In years of research and reading on the subject of killing in combat I have not found one single instance of individuals who have refused to kill the enemy under these circumstances, nor have I found a single instance of psychiatric trauma associated with this type of killing. Even in the case of the individuals who dropped the atomic bombs on Hiroshima and Nagasaki, contrary to popular myth, there are no indications of psychological problems. Historical accounts indicate that the pilot of the aircraft that made the weather reconnaissance for the Enola Gay had a series of disciplinary and criminal problems before the bombing, and it was his continued problems after leaving the service that formed the sole basis of the popular myth of suicide and mental problems among these crews.
Long range.
...is...the range at which the average soldier may be able to see the enemy, but is unable to kill him without some form of special weaponry — sniper weapons, anti-armor missiles, or tank fire.
Here we begin to see some disturbance at the act of killing as an WWI Australian sniper remembered: "a queer thrill shot through me, it was a different feeling to that which I had when I shot my first kangaroo when I was a boy. For an instant I felt sick and faint; but the feeling soon passed."
These people have the same buffers as maximum range killers have. snipers doctrinally operate as teams, and like maximum-range killers they are protected by the same potent combination of group absolution, mechanical distance (the rifle scope), and physical distance.
They also can rationalize as they can choose targets and many of them opts with killing the brass which is a also a very productive way to destroy the enemy fighting power.
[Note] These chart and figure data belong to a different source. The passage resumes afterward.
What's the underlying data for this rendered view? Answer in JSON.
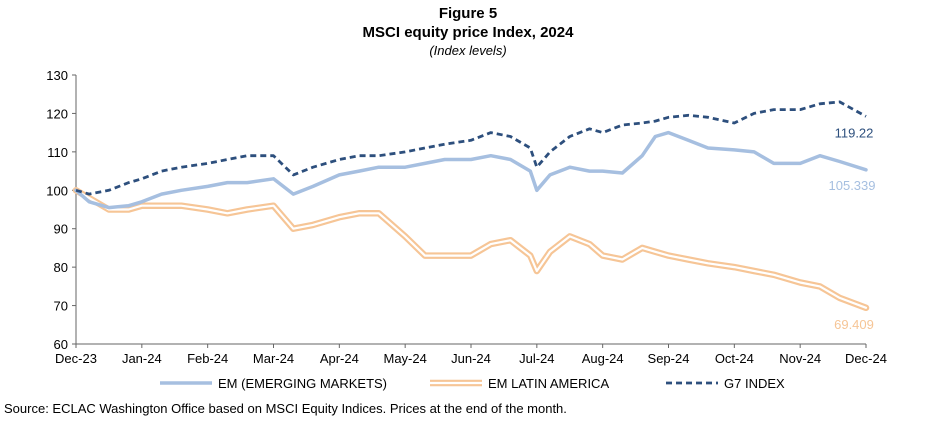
{
  "figure": {
    "number": "Figure 5",
    "title": "MSCI equity price Index, 2024",
    "subtitle": "(Index levels)"
  },
  "source": "Source: ECLAC Washington Office based on MSCI Equity Indices. Prices at the end of the month.",
  "chart_data": {
    "type": "line",
    "title": "MSCI equity price Index, 2024",
    "subtitle": "(Index levels)",
    "xlabel": "",
    "ylabel": "",
    "ylim": [
      60,
      130
    ],
    "yticks": [
      "60",
      "70",
      "80",
      "90",
      "100",
      "110",
      "120",
      "130"
    ],
    "categories": [
      "Dec-23",
      "Jan-24",
      "Feb-24",
      "Mar-24",
      "Apr-24",
      "May-24",
      "Jun-24",
      "Jul-24",
      "Aug-24",
      "Sep-24",
      "Oct-24",
      "Nov-24",
      "Dec-24"
    ],
    "x": [
      0,
      0.2,
      0.5,
      0.8,
      1.0,
      1.3,
      1.6,
      2.0,
      2.3,
      2.6,
      3.0,
      3.3,
      3.6,
      4.0,
      4.3,
      4.6,
      5.0,
      5.3,
      5.6,
      6.0,
      6.3,
      6.6,
      6.9,
      7.0,
      7.2,
      7.5,
      7.8,
      8.0,
      8.3,
      8.6,
      8.8,
      9.0,
      9.3,
      9.6,
      10.0,
      10.3,
      10.6,
      11.0,
      11.3,
      11.6,
      12.0
    ],
    "series": [
      {
        "name": "EM (EMERGING MARKETS)",
        "color": "#a6bfe0",
        "end_label": "105.339",
        "values": [
          100,
          97,
          95.5,
          96,
          97,
          99,
          100,
          101,
          102,
          102,
          103,
          99,
          101,
          104,
          105,
          106,
          106,
          107,
          108,
          108,
          109,
          108,
          105,
          100,
          104,
          106,
          105,
          105,
          104.5,
          109,
          114,
          115,
          113,
          111,
          110.5,
          110,
          107,
          107,
          109,
          107.5,
          105.339
        ]
      },
      {
        "name": "EM LATIN AMERICA",
        "color": "#f6c596",
        "end_label": "69.409",
        "values": [
          100,
          98,
          95,
          95,
          96,
          96,
          96,
          95,
          94,
          95,
          96,
          90,
          91,
          93,
          94,
          94,
          88,
          83,
          83,
          83,
          86,
          87,
          83,
          79,
          84,
          88,
          86,
          83,
          82,
          85,
          84,
          83,
          82,
          81,
          80,
          79,
          78,
          76,
          75,
          72,
          69.409
        ]
      },
      {
        "name": "G7 INDEX",
        "color": "#2d4f7d",
        "end_label": "119.22",
        "values": [
          100,
          99,
          100,
          102,
          103,
          105,
          106,
          107,
          108,
          109,
          109,
          104,
          106,
          108,
          109,
          109,
          110,
          111,
          112,
          113,
          115,
          114,
          111,
          106,
          110,
          114,
          116,
          115,
          117,
          117.5,
          118,
          119,
          119.5,
          119,
          117.5,
          120,
          121,
          121,
          122.5,
          123,
          119.22
        ]
      }
    ],
    "legend": [
      "EM (EMERGING MARKETS)",
      "EM LATIN AMERICA",
      "G7 INDEX"
    ],
    "legend_position": "bottom",
    "grid": false
  }
}
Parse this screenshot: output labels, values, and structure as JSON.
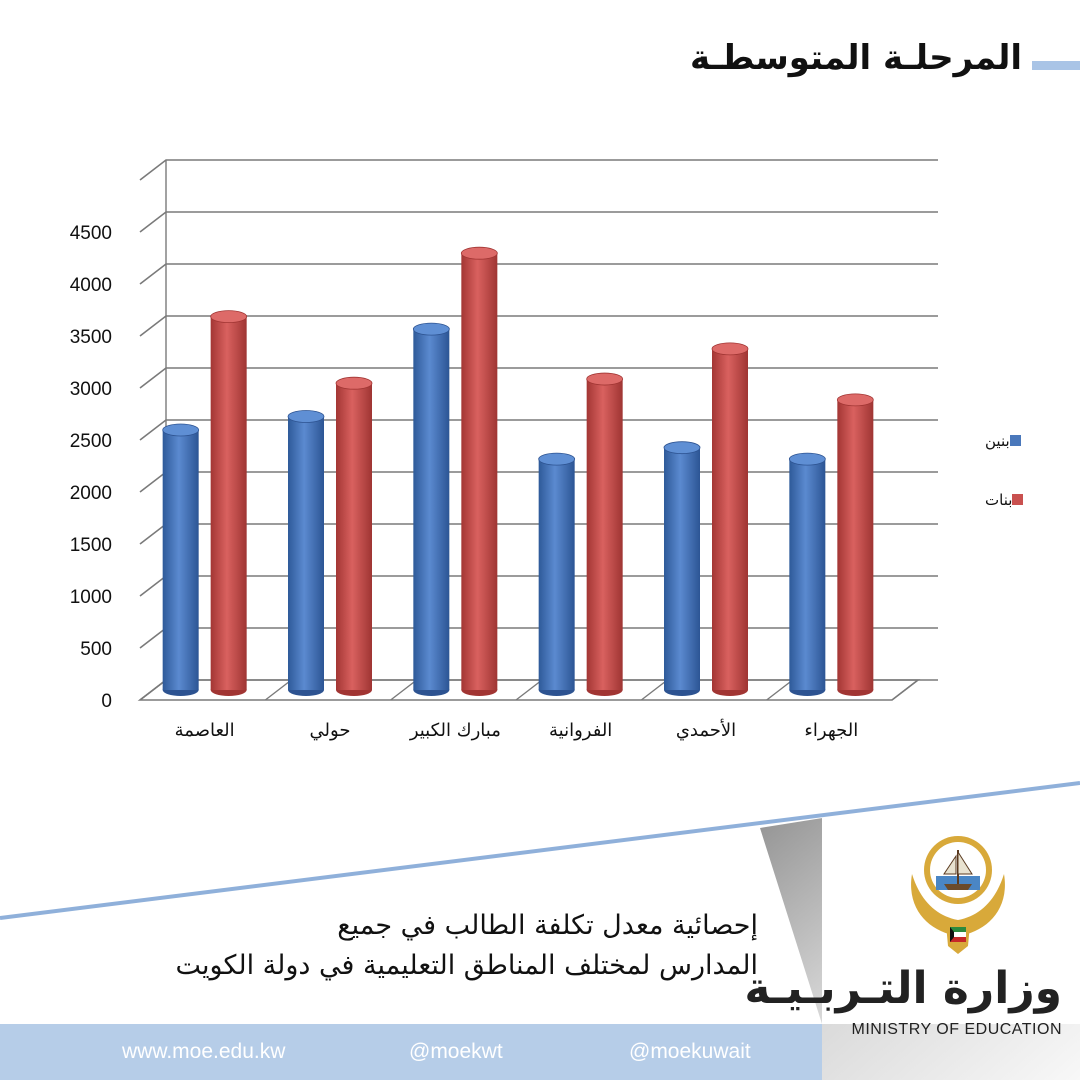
{
  "header": {
    "title": "المرحلـة المتوسطـة"
  },
  "chart_data": {
    "type": "bar",
    "categories": [
      "العاصمة",
      "حولي",
      "مبارك الكبير",
      "الفروانية",
      "الأحمدي",
      "الجهراء"
    ],
    "series": [
      {
        "name": "بنين",
        "values": [
          2500,
          2630,
          3470,
          2220,
          2330,
          2220
        ]
      },
      {
        "name": "بنات",
        "values": [
          3590,
          2950,
          4200,
          2990,
          3280,
          2790
        ]
      }
    ],
    "yticks": [
      "0",
      "500",
      "1000",
      "1500",
      "2000",
      "2500",
      "3000",
      "3500",
      "4000",
      "4500"
    ],
    "ylim": [
      0,
      5000
    ],
    "grid": true,
    "legend_position": "right"
  },
  "legend": {
    "items": [
      {
        "label": "بنين"
      },
      {
        "label": "بنات"
      }
    ]
  },
  "colors": {
    "boys": "#4a78bb",
    "girls": "#c9504f",
    "grid": "#7a7a7a",
    "accent": "#a9c4e6",
    "footer": "#b6cde8"
  },
  "subtitle": {
    "line1": "إحصائية معدل تكلفة الطالب في جميع",
    "line2": "المدارس لمختلف المناطق التعليمية في دولة الكويت"
  },
  "logo": {
    "arabic": "وزارة التـربـيـة",
    "english": "MINISTRY OF EDUCATION",
    "emblem_icon": "kuwait-emblem-icon"
  },
  "footer": {
    "website": "www.moe.edu.kw",
    "instagram": "@moekwt",
    "twitter": "@moekuwait",
    "icons": [
      "globe-icon",
      "instagram-icon",
      "twitter-icon"
    ]
  }
}
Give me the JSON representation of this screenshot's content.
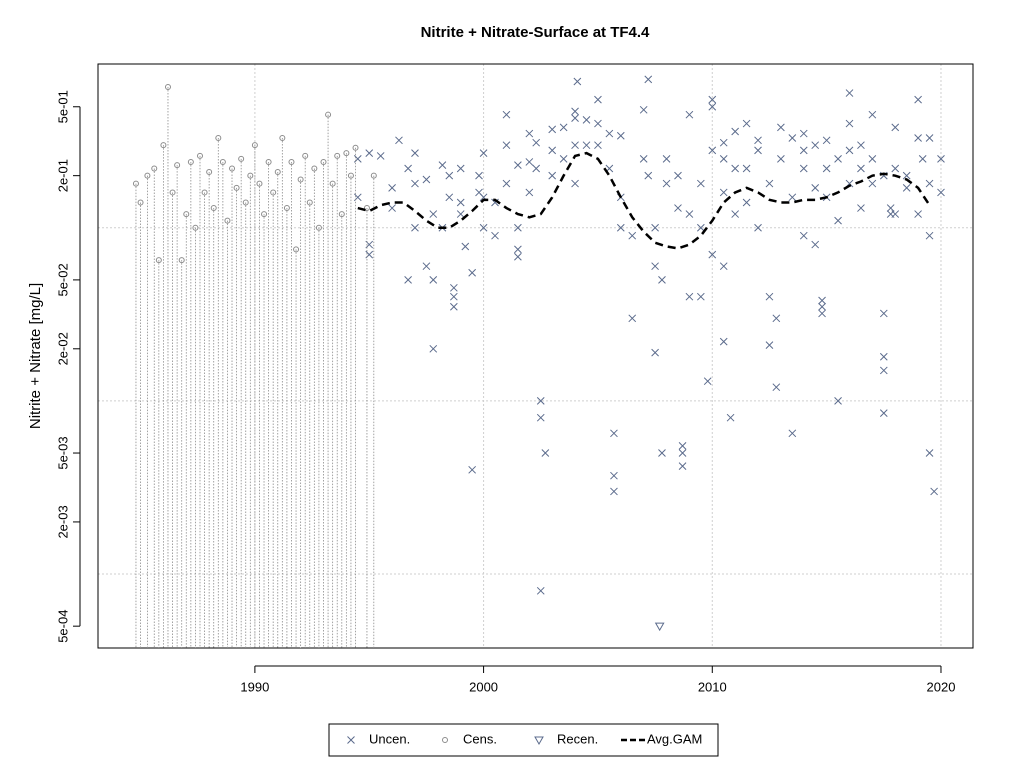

If there's no officer to call the shots the grunts won't know what to do.
Nice statistics: From January 7 to July 24, 1969, U.S. Army snipers in Vietnam accounted for 1,245 confirmed kills, with an average of 1.39 bullets expended per kill.
Despite this only a small number of snipers are real killing machines. Only a few of them who produces such long lists of corpses.
Fighter pilots are long range firers too, they have two layers of machinery between them and their victims (other pilots) what they lack is the team's support. ...only 1 percent of U.S. fighter pilots accounted for nearly 40 percent of all enemy pilots shot down in World War II; the majority apparently did not shoot anyone down or even try to.